Dans un village libanais, à la veille de la révolte arabe de 1916 contre la domination turque, un militant nationaliste, Sami Assem, est contraint de se replier dans une grotte en haute montagne où son amoureuse, Zeina, lui apporte régulièrement de quoi se nourrir et les dernières nouvelles du pays. Lassé de son isolement, Sami quitte sa cachette, tue par erreur un soldat déserteur et finit par être arrêté. Deux cadavres sont aussitôt retrouvés, et les autorités militaires font circuler une rumeur selon laquelle il s’agirait de Sami et du gardien de prison qui l’aurait aidé à s’enfuir. Désespérée, Zeina se décide alors à se rapprocher, pour le tuer, du gouverneur turc qui la poursuivait de ses assiduités…
Publié en 1939 et considéré unanimement comme le premier roman libanais digne de ce nom, Le Pain aborde une période charnière de l’histoire arabe contemporaine : l’éveil du sentiment national, les luttes menées par les sociétés secrètes, la famine qui a décimé des dizaines de milliers de Libanais durant la Grande Guerre, les ressorts tant sociaux qu’individuels de la résistance et de la collaboration, l’engagement précoce des femmes dans la vie politique… Outre son importance littéraire, il constitue un document historique d’une grande acuité.
Notre avis :
Formidable collection que « L’Orient des livres », Actes Sud réédite « Le Pain » paru en 1939 et considéré comme le premier roman libanais moderne. Toufic Youssef Aouad nous livre un récit historique, réaliste et romantique. Zola oriental, il nous fait partager le destin de Sami, militant nationaliste arabe, de la belle Zeina amoureuse passionnée prête à tout pour l’accompagner dans son combat. Il y a aussi le petit Tom, son frère, que l’on croirait sorti du poème de Victor Hugo : « L’enfant », l’innocence face à la violence du monde et une galerie de beaux personnages, humains, tellement humains.

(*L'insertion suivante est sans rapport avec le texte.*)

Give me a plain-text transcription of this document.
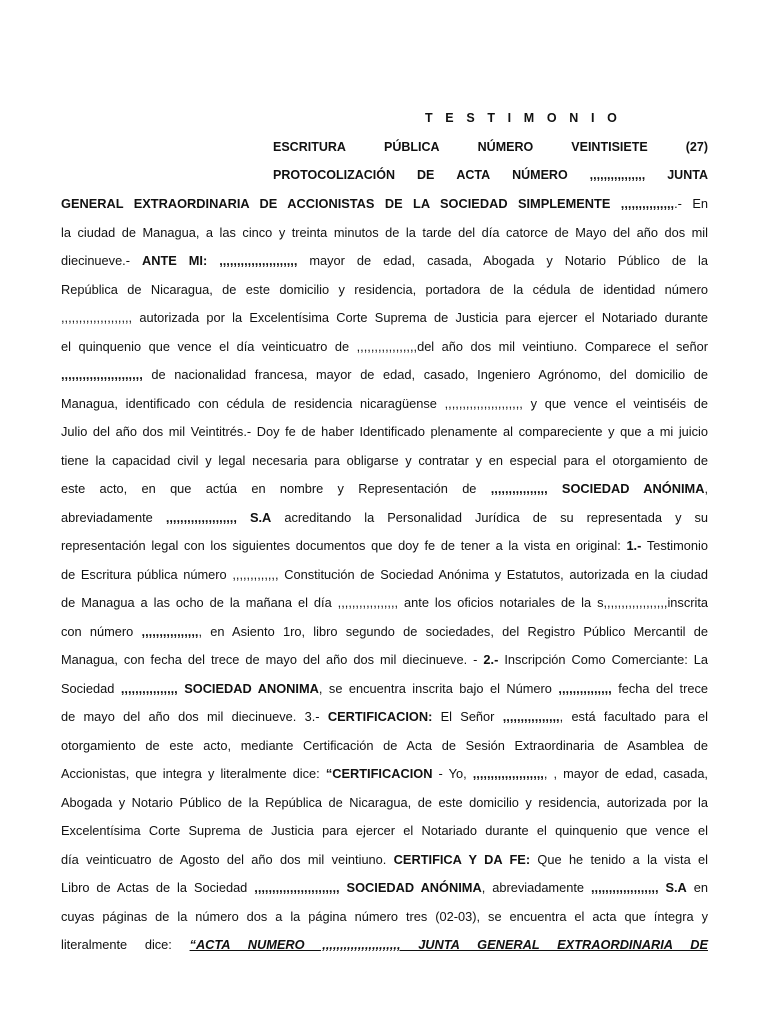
T E S T I M O N I O
ESCRITURA	PÚBLICA	NÚMERO	VEINTISIETE	(27)
PROTOCOLIZACIÓN DE ACTA NÚMERO ,,,,,,,,,,,,,,,, JUNTA
GENERAL EXTRAORDINARIA DE ACCIONISTAS DE LA SOCIEDAD SIMPLEMENTE ,,,,,,,,,,,,,,,.- En
la ciudad de Managua, a las cinco y treinta minutos de la tarde del día catorce de Mayo del año dos mil
diecinueve.- ANTE MI: ,,,,,,,,,,,,,,,,,,,,,, mayor de edad, casada, Abogada y Notario Público de la
República de Nicaragua, de este domicilio y residencia, portadora de la cédula de identidad número
,,,,,,,,,,,,,,,,,,,, autorizada por la Excelentísima Corte Suprema de Justicia para ejercer el Notariado durante
el quinquenio que vence el día veinticuatro de ,,,,,,,,,,,,,,,,,del año dos mil veintiuno. Comparece el señor
,,,,,,,,,,,,,,,,,,,,,,, de nacionalidad francesa, mayor de edad, casado, Ingeniero Agrónomo, del domicilio de
Managua, identificado con cédula de residencia nicaragüense ,,,,,,,,,,,,,,,,,,,,,, y que vence el veintiséis de
Julio del año dos mil Veintitrés.- Doy fe de haber Identificado plenamente al compareciente y que a mi juicio
tiene la capacidad civil y legal necesaria para obligarse y contratar y en especial para el otorgamiento de
este acto, en que actúa en nombre y Representación de ,,,,,,,,,,,,,,,, SOCIEDAD ANÓNIMA,
abreviadamente ,,,,,,,,,,,,,,,,,,,, S.A acreditando la Personalidad Jurídica de su representada y su
representación legal con los siguientes documentos que doy fe de tener a la vista en original: 1.- Testimonio
de Escritura pública número ,,,,,,,,,,,,, Constitución de Sociedad Anónima y Estatutos, autorizada en la ciudad
de Managua a las ocho de la mañana el día ,,,,,,,,,,,,,,,,, ante los oficios notariales de la s,,,,,,,,,,,,,,,,,,inscrita
con número ,,,,,,,,,,,,,,,,, en Asiento 1ro, libro segundo de sociedades, del Registro Público Mercantil de
Managua, con fecha del trece de mayo del año dos mil diecinueve. - 2.- Inscripción Como Comerciante: La
Sociedad ,,,,,,,,,,,,,,,, SOCIEDAD ANONIMA, se encuentra inscrita bajo el Número ,,,,,,,,,,,,,,, fecha del trece
de mayo del año dos mil diecinueve. 3.- CERTIFICACION: El Señor ,,,,,,,,,,,,,,,,, está facultado para el
otorgamiento de este acto, mediante Certificación de Acta de Sesión Extraordinaria de Asamblea de
Accionistas, que integra y literalmente dice: “CERTIFICACION - Yo, ,,,,,,,,,,,,,,,,,,,,, , mayor de edad, casada,
Abogada y Notario Público de la República de Nicaragua, de este domicilio y residencia, autorizada por la
Excelentísima Corte Suprema de Justicia para ejercer el Notariado durante el quinquenio que vence el
día veinticuatro de Agosto del año dos mil veintiuno. CERTIFICA Y DA FE: Que he tenido a la vista el
Libro de Actas de la Sociedad ,,,,,,,,,,,,,,,,,,,,,,,, SOCIEDAD ANÓNIMA, abreviadamente ,,,,,,,,,,,,,,,,,,, S.A en
cuyas páginas de la número dos a la página número tres (02-03), se encuentra el acta que íntegra y
literalmente dice: “ACTA NUMERO ,,,,,,,,,,,,,,,,,,,,,, JUNTA GENERAL EXTRAORDINARIA DE
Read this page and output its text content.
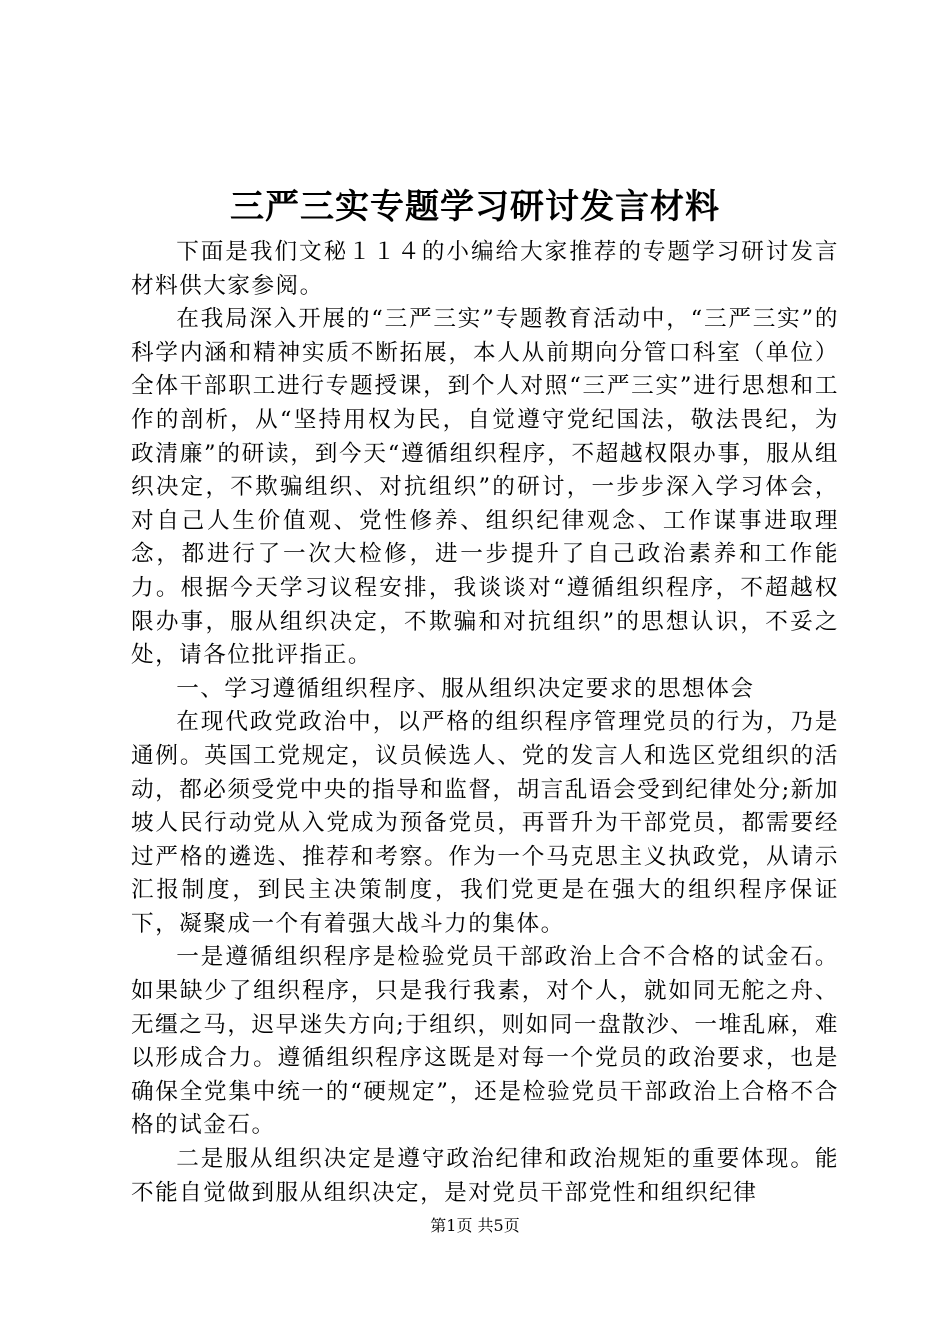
三严三实专题学习研讨发言材料

下面是我们文秘１１４的小编给大家推荐的专题学习研讨发言材料供大家参阅。

在我局深入开展的“三严三实”专题教育活动中，“三严三实”的科学内涵和精神实质不断拓展，本人从前期向分管口科室（单位）全体干部职工进行专题授课，到个人对照“三严三实”进行思想和工作的剖析，从“坚持用权为民，自觉遵守党纪国法，敬法畏纪，为政清廉”的研读，到今天“遵循组织程序，不超越权限办事，服从组织决定，不欺骗组织、对抗组织”的研讨，一步步深入学习体会，对自己人生价值观、党性修养、组织纪律观念、工作谋事进取理念，都进行了一次大检修，进一步提升了自己政治素养和工作能力。根据今天学习议程安排，我谈谈对“遵循组织程序，不超越权限办事，服从组织决定，不欺骗和对抗组织”的思想认识，不妥之处，请各位批评指正。

一、学习遵循组织程序、服从组织决定要求的思想体会

在现代政党政治中，以严格的组织程序管理党员的行为，乃是通例。英国工党规定，议员候选人、党的发言人和选区党组织的活动，都必须受党中央的指导和监督，胡言乱语会受到纪律处分;新加坡人民行动党从入党成为预备党员，再晋升为干部党员，都需要经过严格的遴选、推荐和考察。作为一个马克思主义执政党，从请示汇报制度，到民主决策制度，我们党更是在强大的组织程序保证下，凝聚成一个有着强大战斗力的集体。

一是遵循组织程序是检验党员干部政治上合不合格的试金石。如果缺少了组织程序，只是我行我素，对个人，就如同无舵之舟、无缰之马，迟早迷失方向;于组织，则如同一盘散沙、一堆乱麻，难以形成合力。遵循组织程序这既是对每一个党员的政治要求，也是确保全党集中统一的“硬规定”，还是检验党员干部政治上合格不合格的试金石。

二是服从组织决定是遵守政治纪律和政治规矩的重要体现。能不能自觉做到服从组织决定，是对党员干部党性和组织纪律

第1页 共5页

En historien il écrit sur un épisode peu connu, entre 1915 et 1918 près d’un tiers de la population libanaise a été décimé par une famine provoquée par les forces Ottomanes. En poète et romancier il nous emporte dans une langue moderne, « Le pain » devient un conte Oriental plein de bruit et de fureur mais aussi de sensualité et de passion. Si la description de la ville sous l’oppression turque est précise, Toufic Youssef Aouad n’oublie pas la geste épique et poétique, ses personnages tragiques et héroïques vont au bout de leurs engagements dans l’espoir d’une dignité et d’une liberté retrouvées dans un pays unifié.
Journaliste et diplomate, la littérature et la poésie ont accompagné Toufic Youssef Aouad tout au long de sa vie. Il est décédé à Beyrouth en 1989 à 77 ans, victime d’un bombardement.
« Le pain » est un beau et fort voyage littéraire, un livre, bref, en un mot comme en cent, un auteur à découvrir.